DETAILED DESCRIPTION OF EMBODIMENTS

[0014] In the following description, for purposes of explanation and not limitation, details and descriptions are set forth in order to provide a thorough understanding of the present invention. However, it will be apparent to those skilled in the art that the present invention may be practiced in other embodiments that depart from these details and descriptions without departing from the spirit and scope of the invention.

[0015] For the purpose of this disclosure, patient status includes diagnosis of inflammatory status, disease state, disease severity, disease progression, therapy efficacy, and changes in patient status over time. Other patient statuses are contemplated.

[0016] For the purpose of definition, fatty liver disease is one or more of non-alcoholic fatty liver, non-alcoholic steatohepatitis, and alcoholic fatty liver disease.

[0017] In an illustrative embodiment of the invention, as summarized in FIG. 1, the method may be summarized in the following four steps: i) collecting a breath sample from a patient in a sterile sampling vessel; ii) analyzing the breath sample using a gas phase analysis methodology to generate an analysis result; using a computer system configured to iii) resolving a fingerprint pattern from the analysis result; and iv) determining a patient status for the patient related to a fatty liver disease based on the fingerprint pattern. Typically, the fingerprint pattern will be 75 to 450 different compounds within the analysis result. It is understood, however, that smaller or larger combinations may be used as a fingerprint pattern.

[0018] In a further embodiment, the sterile sampling vessel may contain a carbon dioxide sensor. This sensor could be used to determine when the patient has reached alveolar breath. This would ensure that the breath sample contains low-level VOCs. There are a number of commercially available BVOC collection samplers available which are suitable for the present invention. Many BVOC collection samplers contain a solid-state adsorbent or thin film adsorbent media to adsorb low-level VOCs thus ensuring capture. If a solid-state adsorbent or thin film adsorbent media is used in the breath sampler, thermal desorption or thin film adsorbent media techniques are used to release the low-level VOCs from the solid-state adsorbent prior to analysis with the gas phase analysis methodology.
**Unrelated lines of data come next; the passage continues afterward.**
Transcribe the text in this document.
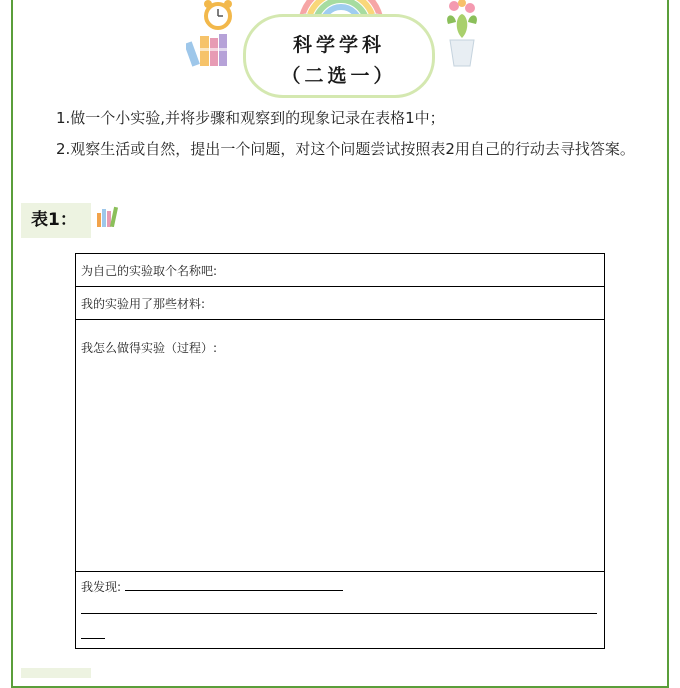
科学学科
（二选一）
1.做一个小实验,并将步骤和观察到的现象记录在表格1中；
2.观察生活或自然，提出一个问题，对这个问题尝试按照表2用自己的行动去寻找答案。
表1：
为自己的实验取个名称吧:
我的实验用了那些材料:
我怎么做得实验（过程）:
我发现:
[0019] In a further embodiment, the gas phase analysis methodology could be gas chromatography, mass spectrometry, or gas chromatography-mass spectrometry. Other gas phase analysis methods are contemplated.
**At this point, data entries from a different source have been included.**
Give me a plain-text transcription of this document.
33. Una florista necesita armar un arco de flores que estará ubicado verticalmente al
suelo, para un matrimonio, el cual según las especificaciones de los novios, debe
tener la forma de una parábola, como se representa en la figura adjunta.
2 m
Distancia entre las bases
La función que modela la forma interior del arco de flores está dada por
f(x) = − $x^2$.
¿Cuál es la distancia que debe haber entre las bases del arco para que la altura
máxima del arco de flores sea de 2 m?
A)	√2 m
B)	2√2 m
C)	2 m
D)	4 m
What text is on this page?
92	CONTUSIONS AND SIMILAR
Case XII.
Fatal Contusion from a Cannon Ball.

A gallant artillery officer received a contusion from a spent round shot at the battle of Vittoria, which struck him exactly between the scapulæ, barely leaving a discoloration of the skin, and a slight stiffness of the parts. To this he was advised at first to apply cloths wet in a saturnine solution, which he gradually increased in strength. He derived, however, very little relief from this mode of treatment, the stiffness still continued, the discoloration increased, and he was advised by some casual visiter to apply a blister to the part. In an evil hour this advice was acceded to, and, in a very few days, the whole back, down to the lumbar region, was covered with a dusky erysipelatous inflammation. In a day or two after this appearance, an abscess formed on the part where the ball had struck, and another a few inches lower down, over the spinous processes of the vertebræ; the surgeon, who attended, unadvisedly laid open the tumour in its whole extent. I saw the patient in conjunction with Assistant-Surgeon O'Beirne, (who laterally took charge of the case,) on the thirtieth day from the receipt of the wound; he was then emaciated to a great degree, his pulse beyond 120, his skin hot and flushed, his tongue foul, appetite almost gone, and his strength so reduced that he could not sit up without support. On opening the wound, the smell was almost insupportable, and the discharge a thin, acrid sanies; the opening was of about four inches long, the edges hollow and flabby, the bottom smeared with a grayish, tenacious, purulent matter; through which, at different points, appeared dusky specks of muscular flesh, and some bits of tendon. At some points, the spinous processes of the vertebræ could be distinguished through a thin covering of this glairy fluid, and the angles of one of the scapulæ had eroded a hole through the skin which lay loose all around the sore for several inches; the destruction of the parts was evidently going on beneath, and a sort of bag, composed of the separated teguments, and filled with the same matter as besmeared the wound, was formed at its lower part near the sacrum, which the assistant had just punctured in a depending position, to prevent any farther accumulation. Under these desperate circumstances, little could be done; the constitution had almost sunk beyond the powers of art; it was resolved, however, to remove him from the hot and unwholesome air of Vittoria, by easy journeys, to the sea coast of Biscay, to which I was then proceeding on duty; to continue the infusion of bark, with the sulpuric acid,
[0020] In another embodiment, the fingerprint pattern is a spectrographic or chromatographic pattern within the analysis result that is specific to a particular fatty liver disease. The fingerprint pattern is typically a group of marker compounds between 75 and 450 unique compounds in predetermined concentrations for each specific fatty liver disease. It is contemplated, however, that a single or fewer than 75 marker compound(s) could be used to identify a particular fatty liver disease.

[0021] In an additional embodiment, patient status can be inflammatory status, disease state, disease severity, disease progression, efficacy of a particular therapy, or changes in patient status over time. Other patient statuses are contemplated.
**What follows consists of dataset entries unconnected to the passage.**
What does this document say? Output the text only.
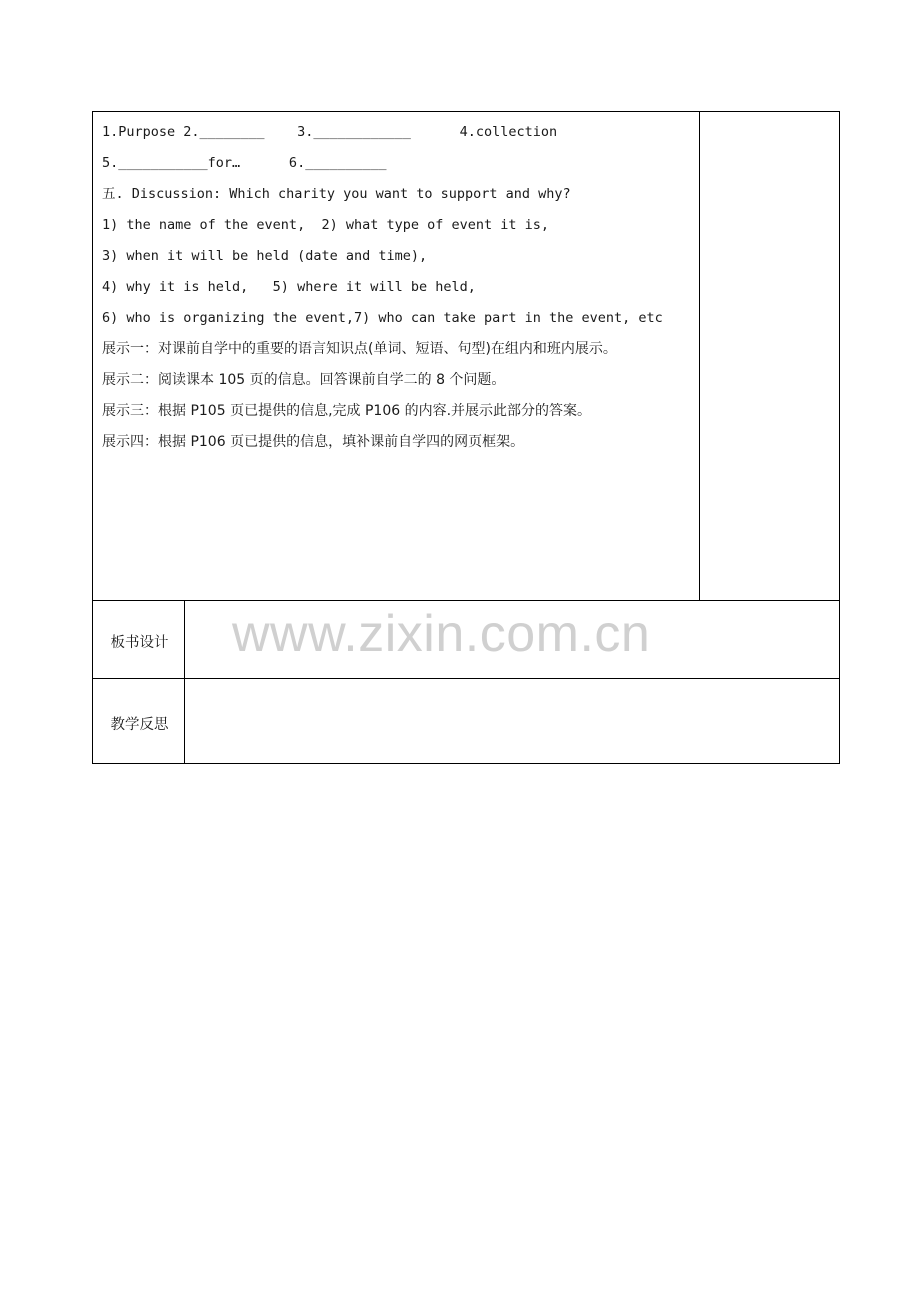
1.Purpose 2.________    3.____________      4.collection
5.___________for…      6.__________
五. Discussion: Which charity you want to support and why?
1) the name of the event,  2) what type of event it is,
3) when it will be held (date and time),
4) why it is held,   5) where it will be held,
6) who is organizing the event,7) who can take part in the event, etc
展示一：对课前自学中的重要的语言知识点(单词、短语、句型)在组内和班内展示。
展示二：阅读课本 105 页的信息。回答课前自学二的 8 个问题。
展示三：根据 P105 页已提供的信息,完成 P106 的内容.并展示此部分的答案。
展示四：根据 P106 页已提供的信息，填补课前自学四的网页框架。
板书设计
教学反思
www.zixin.com.cn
[0022] In a further embodiment, a fatty liver disease is one or more of non-alcoholic fatty liver disease and alcoholic fatty liver disease. Non-alcoholic fatty liver disease includes non-alcoholic fatty liver and non-alcoholic steatohepatitis. Other fatty liver diseases are contemplated.

[0023] The present invention address many of the issues with currently available NAFLD screening and detection by offering a noninvasive, highly accurate, inexpensive, and widely available method for the detection of steatosis, NASH, and fibrosis for both pediatric and adult patients differentiating between the three disease states. Being non-invasive and without radiological exposures is a significant improvement over the currently used modalities and will allow for frequent testing in a physician's office for both pediatric and adult subjects. Additionally, the present invention removes the interobserver error frequently found with pathology studies and some imaging modalities.